Introduction Who I am. Why I’m here talking to you today. Establish credibility.
Everything you do as commanders is effects-based. Let’s talk about effects-based communications. What types of effects can one achieve through effective communications? Communicate to internal audiences? To families and civilians? To community leaders? To stakeholders, influencers? Tax payers? Media? Let’s talk about some tools that you can put in your toolbox. For free!
Are others doing this? Is it just marketers and celebrities or major brands that are using social media for strategic gain? No. In January of this year, Gen McKinley presented “Tactical Positioning and Deployment in the Social Space” at a Washington DC forum. Leaders on every echelon of the military are realizing the powerful effects that can be achieved using these powerful tools.
Prior to social media, readers were left to consume the news and events that was presented to them by mass media.

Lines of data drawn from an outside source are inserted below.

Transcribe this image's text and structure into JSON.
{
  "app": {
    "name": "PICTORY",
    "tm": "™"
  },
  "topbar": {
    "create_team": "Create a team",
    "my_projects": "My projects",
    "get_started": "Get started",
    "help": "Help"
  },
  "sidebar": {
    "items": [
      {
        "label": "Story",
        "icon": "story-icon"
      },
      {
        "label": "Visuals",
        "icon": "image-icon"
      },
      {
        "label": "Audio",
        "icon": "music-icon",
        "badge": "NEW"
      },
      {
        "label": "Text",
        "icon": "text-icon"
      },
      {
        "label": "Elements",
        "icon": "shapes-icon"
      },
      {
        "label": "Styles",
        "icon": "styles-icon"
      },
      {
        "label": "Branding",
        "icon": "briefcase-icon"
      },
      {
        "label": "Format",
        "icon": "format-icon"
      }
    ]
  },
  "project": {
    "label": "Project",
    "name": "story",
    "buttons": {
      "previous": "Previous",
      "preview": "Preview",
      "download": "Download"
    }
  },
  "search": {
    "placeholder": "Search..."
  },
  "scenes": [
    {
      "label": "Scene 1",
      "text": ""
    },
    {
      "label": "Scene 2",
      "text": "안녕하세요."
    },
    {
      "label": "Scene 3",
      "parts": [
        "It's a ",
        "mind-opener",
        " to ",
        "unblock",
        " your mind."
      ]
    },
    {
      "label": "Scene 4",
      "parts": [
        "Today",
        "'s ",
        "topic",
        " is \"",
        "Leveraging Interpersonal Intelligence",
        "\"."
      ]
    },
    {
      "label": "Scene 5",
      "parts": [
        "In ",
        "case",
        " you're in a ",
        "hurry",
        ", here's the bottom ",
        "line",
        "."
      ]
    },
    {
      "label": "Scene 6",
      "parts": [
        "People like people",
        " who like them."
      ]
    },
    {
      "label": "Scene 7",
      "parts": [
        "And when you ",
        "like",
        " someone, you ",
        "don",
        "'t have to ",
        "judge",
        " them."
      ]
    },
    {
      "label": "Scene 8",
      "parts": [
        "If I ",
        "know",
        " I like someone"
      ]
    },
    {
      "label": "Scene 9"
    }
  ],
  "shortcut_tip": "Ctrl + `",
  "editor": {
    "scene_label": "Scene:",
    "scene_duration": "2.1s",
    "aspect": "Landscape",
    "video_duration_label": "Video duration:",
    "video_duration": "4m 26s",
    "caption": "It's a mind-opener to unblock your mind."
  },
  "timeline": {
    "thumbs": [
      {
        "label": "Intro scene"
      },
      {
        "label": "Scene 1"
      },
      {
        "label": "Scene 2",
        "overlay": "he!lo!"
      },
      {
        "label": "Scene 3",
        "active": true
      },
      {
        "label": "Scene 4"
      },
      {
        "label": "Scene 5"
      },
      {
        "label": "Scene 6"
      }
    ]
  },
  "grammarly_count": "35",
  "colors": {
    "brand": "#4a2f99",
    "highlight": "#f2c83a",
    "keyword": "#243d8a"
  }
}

When social media users noticed a perceived lack of coverage of the June 2009 Iranian elections and the protests following them, particularly by CNN, they aired their complaints online and created so much of a stir that CNN picked up on it ad drastically increased the coverage of the events. This is one example of when traditional media places a particular level of interest on an event, yet societal pressures via social media dictate what makes the news. There is no longer a gate keeper in the world of public information or access to mass media.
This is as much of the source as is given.